Needless to say, there is also a vacuum at the highest level possible, global government. The United Nations does not even pretend to be a government. Rather functions as it was designed to, as a loose association of sovereign states in pursuit of their own several interests. At best it acts like a shop steward, a paid-up advocate for a trades union serving many monolithic states. Far from advocating for the human race, our shop steward defends the interests those who pay its salary, the sovereign national state. This nationalist order effectively chops human governance up into over one hundred and eighty separate entities. Far from consolidating, the number of nations has more than doubled over the past century and a half, and steadily continues to increase.

In order to concentrate power into as few hands as possible, the machinery of democracy have been hijacked. Election campaigns are exercises in bribery, with the population at large only the first of many with their hands in the honey pot; they resemble a high priced whorehouse or, most to the point, a slave auction. The sell-out is so obnoxious that the vast majority of most electorates will have nothing to do with it and refuse to exercise their vote. All this is necessary, though, in order that the elites can continue to predominate.
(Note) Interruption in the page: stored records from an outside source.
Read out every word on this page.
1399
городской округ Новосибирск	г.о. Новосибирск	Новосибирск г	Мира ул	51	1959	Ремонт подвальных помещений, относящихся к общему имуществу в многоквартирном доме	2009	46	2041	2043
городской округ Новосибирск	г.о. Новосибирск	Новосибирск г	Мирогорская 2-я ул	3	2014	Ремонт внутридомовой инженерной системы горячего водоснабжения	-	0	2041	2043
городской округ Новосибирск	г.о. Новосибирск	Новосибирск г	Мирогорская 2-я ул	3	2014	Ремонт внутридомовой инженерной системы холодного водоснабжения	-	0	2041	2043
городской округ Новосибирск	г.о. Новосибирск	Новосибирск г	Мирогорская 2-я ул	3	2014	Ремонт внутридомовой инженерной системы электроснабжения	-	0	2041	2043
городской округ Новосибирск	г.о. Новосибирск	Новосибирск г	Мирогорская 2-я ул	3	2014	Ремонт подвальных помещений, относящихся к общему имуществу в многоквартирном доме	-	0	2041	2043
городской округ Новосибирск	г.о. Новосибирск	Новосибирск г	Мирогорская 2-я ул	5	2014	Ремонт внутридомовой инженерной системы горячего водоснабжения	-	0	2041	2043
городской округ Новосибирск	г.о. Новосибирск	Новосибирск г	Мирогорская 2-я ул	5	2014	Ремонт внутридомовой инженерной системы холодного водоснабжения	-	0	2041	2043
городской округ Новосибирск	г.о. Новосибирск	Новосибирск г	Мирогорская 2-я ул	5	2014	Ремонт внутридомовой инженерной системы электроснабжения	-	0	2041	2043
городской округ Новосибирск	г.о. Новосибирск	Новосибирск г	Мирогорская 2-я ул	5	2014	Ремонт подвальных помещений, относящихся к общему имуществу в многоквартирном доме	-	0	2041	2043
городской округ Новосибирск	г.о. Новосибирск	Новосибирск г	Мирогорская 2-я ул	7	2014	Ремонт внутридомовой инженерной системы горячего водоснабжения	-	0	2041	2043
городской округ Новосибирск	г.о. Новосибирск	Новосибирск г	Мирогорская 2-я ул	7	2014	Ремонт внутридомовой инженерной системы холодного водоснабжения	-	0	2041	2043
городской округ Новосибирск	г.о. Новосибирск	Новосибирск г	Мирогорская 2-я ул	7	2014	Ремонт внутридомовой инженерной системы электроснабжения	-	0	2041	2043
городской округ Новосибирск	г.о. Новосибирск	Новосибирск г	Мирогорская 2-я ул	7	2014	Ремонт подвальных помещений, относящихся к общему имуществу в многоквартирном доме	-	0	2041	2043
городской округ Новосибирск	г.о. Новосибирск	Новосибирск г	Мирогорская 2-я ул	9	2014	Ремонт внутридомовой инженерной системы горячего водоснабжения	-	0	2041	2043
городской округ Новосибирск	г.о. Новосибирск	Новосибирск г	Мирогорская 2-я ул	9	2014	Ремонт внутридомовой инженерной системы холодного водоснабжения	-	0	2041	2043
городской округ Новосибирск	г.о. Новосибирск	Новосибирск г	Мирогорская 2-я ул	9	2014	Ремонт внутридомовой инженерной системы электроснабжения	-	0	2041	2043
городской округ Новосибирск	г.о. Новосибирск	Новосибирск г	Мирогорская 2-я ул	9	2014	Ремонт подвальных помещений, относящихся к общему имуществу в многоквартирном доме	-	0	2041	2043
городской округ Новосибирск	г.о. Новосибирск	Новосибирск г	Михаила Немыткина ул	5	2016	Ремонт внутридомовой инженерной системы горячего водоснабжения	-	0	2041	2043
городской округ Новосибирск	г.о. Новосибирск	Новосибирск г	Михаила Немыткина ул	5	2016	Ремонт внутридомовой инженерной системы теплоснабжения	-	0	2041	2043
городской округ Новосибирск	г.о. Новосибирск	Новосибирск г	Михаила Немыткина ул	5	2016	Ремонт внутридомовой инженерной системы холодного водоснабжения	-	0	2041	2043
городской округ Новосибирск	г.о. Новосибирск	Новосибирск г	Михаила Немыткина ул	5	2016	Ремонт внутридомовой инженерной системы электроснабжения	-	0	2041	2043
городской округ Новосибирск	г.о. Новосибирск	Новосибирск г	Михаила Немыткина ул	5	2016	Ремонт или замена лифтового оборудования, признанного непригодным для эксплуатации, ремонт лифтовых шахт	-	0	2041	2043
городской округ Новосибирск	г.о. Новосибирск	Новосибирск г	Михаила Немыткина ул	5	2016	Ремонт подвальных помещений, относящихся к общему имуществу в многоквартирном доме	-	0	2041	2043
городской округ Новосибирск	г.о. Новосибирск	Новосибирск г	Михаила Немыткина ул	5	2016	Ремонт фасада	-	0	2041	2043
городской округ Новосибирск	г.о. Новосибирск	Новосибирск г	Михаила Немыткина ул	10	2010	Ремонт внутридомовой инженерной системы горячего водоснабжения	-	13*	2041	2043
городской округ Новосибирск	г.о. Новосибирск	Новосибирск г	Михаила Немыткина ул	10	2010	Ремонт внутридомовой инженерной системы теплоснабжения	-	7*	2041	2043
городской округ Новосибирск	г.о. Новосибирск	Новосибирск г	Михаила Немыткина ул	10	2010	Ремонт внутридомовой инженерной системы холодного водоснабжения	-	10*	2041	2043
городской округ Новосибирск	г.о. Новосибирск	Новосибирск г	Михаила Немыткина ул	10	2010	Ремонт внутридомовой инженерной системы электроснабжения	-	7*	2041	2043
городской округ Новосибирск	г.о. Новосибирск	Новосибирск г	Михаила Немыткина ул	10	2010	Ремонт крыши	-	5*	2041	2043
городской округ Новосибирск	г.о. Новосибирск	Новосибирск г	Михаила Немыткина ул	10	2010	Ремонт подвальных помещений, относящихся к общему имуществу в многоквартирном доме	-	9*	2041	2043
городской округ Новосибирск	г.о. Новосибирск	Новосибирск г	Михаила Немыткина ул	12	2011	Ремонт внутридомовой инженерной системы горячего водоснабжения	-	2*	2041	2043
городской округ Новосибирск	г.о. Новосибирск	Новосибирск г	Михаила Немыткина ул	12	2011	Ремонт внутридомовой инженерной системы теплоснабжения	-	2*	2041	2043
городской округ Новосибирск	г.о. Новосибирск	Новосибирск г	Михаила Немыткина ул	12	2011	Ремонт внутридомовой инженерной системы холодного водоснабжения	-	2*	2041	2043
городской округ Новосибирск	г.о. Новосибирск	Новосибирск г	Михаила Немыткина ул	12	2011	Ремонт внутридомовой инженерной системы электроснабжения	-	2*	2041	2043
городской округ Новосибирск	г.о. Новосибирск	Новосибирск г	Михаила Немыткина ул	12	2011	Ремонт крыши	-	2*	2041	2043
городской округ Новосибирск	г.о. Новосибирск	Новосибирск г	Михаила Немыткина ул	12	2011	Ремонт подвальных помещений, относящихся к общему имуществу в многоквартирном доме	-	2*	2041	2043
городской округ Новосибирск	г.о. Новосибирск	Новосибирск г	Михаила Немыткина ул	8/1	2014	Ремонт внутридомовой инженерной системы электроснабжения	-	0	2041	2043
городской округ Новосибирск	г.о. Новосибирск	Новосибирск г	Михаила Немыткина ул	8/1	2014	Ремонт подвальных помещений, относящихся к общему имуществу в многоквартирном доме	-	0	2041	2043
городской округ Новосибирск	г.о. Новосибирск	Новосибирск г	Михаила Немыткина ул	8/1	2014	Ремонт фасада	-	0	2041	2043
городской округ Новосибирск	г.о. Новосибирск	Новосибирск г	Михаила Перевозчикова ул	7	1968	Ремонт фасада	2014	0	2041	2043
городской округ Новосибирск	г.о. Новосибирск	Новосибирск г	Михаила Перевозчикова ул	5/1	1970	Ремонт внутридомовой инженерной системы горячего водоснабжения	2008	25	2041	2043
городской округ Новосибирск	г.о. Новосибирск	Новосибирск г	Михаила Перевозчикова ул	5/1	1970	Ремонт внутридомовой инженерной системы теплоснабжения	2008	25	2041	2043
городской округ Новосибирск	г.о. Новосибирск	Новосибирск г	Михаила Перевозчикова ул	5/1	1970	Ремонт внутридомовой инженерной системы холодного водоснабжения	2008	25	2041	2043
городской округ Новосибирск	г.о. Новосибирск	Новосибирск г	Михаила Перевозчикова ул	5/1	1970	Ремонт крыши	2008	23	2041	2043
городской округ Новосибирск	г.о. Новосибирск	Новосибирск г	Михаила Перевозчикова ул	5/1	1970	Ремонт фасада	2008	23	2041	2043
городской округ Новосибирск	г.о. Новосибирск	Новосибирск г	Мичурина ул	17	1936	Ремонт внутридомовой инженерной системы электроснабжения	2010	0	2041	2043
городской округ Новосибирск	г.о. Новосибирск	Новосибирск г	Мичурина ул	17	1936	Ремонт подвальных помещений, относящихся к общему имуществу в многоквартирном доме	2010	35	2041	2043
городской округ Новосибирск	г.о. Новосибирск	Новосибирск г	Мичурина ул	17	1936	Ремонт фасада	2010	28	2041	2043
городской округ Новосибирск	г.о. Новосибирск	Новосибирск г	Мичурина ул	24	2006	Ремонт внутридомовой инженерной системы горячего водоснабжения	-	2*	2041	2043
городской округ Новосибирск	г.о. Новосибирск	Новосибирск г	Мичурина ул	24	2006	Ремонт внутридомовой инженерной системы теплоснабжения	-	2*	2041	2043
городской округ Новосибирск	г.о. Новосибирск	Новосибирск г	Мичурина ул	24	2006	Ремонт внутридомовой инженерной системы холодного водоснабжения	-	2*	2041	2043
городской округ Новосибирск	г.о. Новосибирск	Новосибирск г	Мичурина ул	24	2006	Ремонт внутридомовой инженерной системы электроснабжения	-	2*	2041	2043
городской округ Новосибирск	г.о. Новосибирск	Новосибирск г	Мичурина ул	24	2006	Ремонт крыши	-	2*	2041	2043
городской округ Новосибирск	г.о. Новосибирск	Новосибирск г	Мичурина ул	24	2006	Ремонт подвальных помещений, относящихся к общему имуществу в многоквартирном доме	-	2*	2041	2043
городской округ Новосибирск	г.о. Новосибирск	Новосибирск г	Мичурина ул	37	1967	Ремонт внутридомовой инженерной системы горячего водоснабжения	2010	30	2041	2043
The overall result is dire. The several billion people in the world have nothing to assure their overall survival. Even the power elites are increasingly aware that their dominance is leading to total destruction. The world is starting to resemble a vast herd of bison whose furious charge started off with a ploy by a tiny band of aboriginal hunters cleverly directing them towards a cliff. The elites cannot ignore the fact that peace itself is at stake. Global warming and the drying up of fresh water sources means that entire ecosystem will collapse. The immediate effect will be famine and fights over food and water. In effect, the hunters themselves will be swept over the cliff along with the bison.

Yet it does no good to blame the hunters. Bison are herding animals whose instinct dictates that they follow certain patterns of group behaviour. Human beings can choose to follow blindly, like the bison, or make our own path. The power elites could not have led us to this crisis without the willing collaboration of leaders of science, faith and politics. People Without Borders is a collection of my thoughts and speculations on how these leaders, who are much larger in number and power than the hunters, might lead us on a path towards survival.